Фрэнк, как обычно, скорчил раздраженную мину, а я устал бежать на месте и сделал еще несколько кругов по Элиот-парку.
Я услышал, как на меня заорал из своего окна на четвертом этаже отеля «Нью-Гэмпшир» Макс Урик.
— Чертов дурак! — разносился его крик над замерзшей землей, опавшими листьями и удивленными белками в парке.
С пожарной лестницы, с ее стороны второго этажа, в сером небе колыхалась бледно-зеленая ночная рубашка; Ронда Рей, должно быть, спала этим утром в голубой, или в черной, или в шокирующе-оранжевой. Зеленая реяла передо мной, как флаг, и я сделал еще несколько кругов.
Когда я пришел в «3F», Айова Боб уже стоял на высоком мостике, упираясь макушкой в пол, с подушкой под головой, и строго вертикально держал над собой стапятидесятифунтовую штангу. У старого Боба шея была толщиной с мое бедро.

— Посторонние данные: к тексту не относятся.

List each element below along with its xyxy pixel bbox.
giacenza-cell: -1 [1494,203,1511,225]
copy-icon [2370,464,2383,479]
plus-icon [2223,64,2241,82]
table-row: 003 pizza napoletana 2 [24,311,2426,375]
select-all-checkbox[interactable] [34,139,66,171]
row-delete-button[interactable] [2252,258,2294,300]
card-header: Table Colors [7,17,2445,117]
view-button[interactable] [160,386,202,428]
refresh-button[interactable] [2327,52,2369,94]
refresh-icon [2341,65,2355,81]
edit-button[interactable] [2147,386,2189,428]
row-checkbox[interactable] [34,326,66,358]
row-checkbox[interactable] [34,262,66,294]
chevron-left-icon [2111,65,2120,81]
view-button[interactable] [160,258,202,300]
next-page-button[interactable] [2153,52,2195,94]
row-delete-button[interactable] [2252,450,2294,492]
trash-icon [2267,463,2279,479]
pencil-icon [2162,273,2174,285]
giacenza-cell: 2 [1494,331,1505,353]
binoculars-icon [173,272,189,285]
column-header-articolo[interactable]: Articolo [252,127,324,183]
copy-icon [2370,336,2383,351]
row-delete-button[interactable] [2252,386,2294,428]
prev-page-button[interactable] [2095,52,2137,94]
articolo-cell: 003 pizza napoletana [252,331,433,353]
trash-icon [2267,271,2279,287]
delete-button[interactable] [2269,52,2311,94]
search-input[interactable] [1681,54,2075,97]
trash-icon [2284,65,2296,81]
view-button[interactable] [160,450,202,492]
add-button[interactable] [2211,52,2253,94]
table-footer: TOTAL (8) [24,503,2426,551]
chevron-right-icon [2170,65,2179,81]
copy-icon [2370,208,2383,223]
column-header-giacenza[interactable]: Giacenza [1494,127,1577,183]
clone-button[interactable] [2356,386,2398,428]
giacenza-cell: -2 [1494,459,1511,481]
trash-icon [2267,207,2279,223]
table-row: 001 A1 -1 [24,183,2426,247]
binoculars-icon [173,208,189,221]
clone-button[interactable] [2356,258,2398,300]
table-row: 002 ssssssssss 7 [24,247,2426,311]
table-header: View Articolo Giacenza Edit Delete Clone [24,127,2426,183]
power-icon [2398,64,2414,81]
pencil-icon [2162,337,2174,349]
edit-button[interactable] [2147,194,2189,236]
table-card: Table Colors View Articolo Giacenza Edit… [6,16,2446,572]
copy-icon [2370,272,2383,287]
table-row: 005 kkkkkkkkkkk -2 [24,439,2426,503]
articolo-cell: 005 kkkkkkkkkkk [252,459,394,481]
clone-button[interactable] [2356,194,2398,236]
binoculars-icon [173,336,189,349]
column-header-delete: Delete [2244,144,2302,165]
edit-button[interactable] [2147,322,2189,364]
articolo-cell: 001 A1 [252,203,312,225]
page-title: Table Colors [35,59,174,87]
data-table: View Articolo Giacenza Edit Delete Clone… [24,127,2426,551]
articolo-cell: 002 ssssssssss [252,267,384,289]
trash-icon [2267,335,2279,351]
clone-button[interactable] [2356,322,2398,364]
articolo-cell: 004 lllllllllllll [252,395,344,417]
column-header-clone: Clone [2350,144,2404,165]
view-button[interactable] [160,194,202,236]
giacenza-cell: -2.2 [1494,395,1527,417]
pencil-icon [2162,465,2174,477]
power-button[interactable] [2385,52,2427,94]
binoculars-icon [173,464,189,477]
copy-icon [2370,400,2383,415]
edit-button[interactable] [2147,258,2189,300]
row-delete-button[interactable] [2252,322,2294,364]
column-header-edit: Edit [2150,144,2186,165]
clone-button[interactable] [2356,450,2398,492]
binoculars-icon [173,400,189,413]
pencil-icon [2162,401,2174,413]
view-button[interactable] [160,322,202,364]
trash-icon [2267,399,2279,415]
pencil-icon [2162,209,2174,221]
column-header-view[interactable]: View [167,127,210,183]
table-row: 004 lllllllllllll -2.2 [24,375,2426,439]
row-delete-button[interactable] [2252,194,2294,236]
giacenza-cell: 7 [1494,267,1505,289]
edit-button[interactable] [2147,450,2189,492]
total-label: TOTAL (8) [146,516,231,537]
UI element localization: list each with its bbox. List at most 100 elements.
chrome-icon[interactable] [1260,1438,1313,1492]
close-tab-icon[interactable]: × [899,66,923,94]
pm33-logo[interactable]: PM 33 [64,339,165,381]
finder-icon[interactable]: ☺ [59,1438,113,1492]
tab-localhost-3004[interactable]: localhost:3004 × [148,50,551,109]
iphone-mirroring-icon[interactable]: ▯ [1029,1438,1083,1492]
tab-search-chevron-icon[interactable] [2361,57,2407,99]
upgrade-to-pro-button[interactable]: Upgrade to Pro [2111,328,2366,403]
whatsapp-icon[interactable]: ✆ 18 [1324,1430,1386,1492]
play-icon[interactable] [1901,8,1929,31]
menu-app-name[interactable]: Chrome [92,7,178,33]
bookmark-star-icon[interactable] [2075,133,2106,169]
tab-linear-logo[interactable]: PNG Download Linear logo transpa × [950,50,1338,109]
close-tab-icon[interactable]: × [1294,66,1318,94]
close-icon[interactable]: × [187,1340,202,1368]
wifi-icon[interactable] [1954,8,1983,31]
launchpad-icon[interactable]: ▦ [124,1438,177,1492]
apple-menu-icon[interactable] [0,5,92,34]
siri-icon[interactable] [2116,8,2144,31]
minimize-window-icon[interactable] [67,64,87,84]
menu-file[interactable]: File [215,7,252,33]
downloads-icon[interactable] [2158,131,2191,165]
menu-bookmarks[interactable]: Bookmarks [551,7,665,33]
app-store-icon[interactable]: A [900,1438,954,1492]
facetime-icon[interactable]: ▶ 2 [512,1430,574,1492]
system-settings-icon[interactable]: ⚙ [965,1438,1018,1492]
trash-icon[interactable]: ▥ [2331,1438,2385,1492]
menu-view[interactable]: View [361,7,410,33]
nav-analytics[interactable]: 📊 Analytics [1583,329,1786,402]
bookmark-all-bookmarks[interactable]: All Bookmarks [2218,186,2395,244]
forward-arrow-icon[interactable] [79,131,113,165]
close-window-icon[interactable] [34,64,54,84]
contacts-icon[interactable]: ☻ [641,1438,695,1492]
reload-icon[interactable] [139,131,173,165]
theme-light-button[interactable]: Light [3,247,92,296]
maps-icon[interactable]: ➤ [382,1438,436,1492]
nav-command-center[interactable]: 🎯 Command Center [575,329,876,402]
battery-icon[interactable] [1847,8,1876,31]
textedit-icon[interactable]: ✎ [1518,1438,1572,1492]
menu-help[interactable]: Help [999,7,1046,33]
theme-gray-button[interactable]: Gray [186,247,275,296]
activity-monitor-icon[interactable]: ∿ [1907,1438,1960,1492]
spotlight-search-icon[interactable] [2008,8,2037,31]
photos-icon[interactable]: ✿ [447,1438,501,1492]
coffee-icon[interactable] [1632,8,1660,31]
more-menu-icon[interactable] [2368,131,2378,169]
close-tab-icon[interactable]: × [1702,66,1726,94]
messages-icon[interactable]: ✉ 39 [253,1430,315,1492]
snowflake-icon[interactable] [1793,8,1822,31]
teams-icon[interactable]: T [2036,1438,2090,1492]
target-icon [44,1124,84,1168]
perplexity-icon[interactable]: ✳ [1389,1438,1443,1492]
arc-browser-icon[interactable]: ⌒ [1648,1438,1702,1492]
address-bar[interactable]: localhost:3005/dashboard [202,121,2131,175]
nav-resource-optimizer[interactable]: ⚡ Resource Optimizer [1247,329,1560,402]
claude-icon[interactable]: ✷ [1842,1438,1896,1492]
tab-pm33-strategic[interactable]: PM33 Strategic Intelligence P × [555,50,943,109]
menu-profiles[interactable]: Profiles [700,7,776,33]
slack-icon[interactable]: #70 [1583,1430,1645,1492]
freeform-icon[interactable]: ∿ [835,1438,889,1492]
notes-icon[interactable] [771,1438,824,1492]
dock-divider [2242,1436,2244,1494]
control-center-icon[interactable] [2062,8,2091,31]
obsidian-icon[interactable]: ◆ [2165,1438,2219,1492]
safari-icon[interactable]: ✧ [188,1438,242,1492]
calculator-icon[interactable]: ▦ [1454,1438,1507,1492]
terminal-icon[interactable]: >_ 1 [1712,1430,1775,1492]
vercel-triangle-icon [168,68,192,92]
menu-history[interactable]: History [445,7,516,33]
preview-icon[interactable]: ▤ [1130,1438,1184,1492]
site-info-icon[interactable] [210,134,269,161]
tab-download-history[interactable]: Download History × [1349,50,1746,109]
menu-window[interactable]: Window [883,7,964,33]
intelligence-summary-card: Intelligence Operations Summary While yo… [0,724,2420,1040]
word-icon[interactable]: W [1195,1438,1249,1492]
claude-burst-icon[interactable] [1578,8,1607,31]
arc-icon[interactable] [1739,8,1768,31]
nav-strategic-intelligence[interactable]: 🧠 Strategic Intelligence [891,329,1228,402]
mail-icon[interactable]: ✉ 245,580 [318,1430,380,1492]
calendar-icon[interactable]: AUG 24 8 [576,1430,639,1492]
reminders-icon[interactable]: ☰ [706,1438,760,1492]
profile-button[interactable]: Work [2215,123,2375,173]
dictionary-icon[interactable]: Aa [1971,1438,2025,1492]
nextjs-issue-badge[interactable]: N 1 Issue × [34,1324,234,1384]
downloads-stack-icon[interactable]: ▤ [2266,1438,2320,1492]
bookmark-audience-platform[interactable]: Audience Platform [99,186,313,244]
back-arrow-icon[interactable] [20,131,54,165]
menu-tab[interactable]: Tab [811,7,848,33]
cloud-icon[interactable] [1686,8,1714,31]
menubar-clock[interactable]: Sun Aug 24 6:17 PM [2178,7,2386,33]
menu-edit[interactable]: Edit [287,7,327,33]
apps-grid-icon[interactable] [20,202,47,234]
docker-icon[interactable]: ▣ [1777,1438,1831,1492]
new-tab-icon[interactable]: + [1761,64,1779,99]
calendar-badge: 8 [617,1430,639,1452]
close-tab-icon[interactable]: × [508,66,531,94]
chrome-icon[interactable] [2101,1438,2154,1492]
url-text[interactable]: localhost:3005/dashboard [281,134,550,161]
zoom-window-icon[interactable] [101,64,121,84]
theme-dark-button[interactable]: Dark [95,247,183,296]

— Доброе утро, — прошептал я, и он закатил глаза. Штанга наклонилась — а он не завинтил маленькие стопора, которые удерживают блины, и несколько блинов слетели — с одного конца, затем с другого. Тренер Боб закрыл глаза и съежился, когда блины попадали с обеих сторон от его головы и раскатились кто куда. Я остановил несколько блинов ногой, но один из них подкатился к двери чулана и, конечно, открыл ее, и наружу выпало несколько вещиц: щетка, тренировочная футболка, кроссовки Боба и теннисная ракетка с обвязанной вокруг ручки кожаной лентой — бывшей тесьмой какой-то шляпы.
— Господи Иисусе, — сказал отец, находившийся внизу, в нашей семейной кухне.
— Доброе утро, — сказал мне Боб.
— Как ты думаешь, Ронда Рей — ничего себе? — спросил я его.
— Ох, мальчик мой… — сказал тренер Боб.
— Нет, в самом деле? — переспросил я.
— В самом деле? — переспросил он. — Иди и спроси своего отца. Я слишком старый. Я не смотрел на девушек с того времени, как сломал нос — в последний раз.
Это, должно быть, случилось, когда он играл в Айове, потому что на носу у старика Боба было приличное число складочек. Он никогда до завтрака не вставлял своих зубов, поэтому ранним утром его лысая голова напоминала голову какой-то странной бесперой птицы — раскрытый рот под сломанным носом выглядел как нижняя часть клюва. У Айовы Боба была голова горгульи на теле льва.
— Ты думаешь, она симпатичная? — спросил я его.
— Я про это не думаю, — ответил он.
— Ну, так подумай сейчас, — предложил я.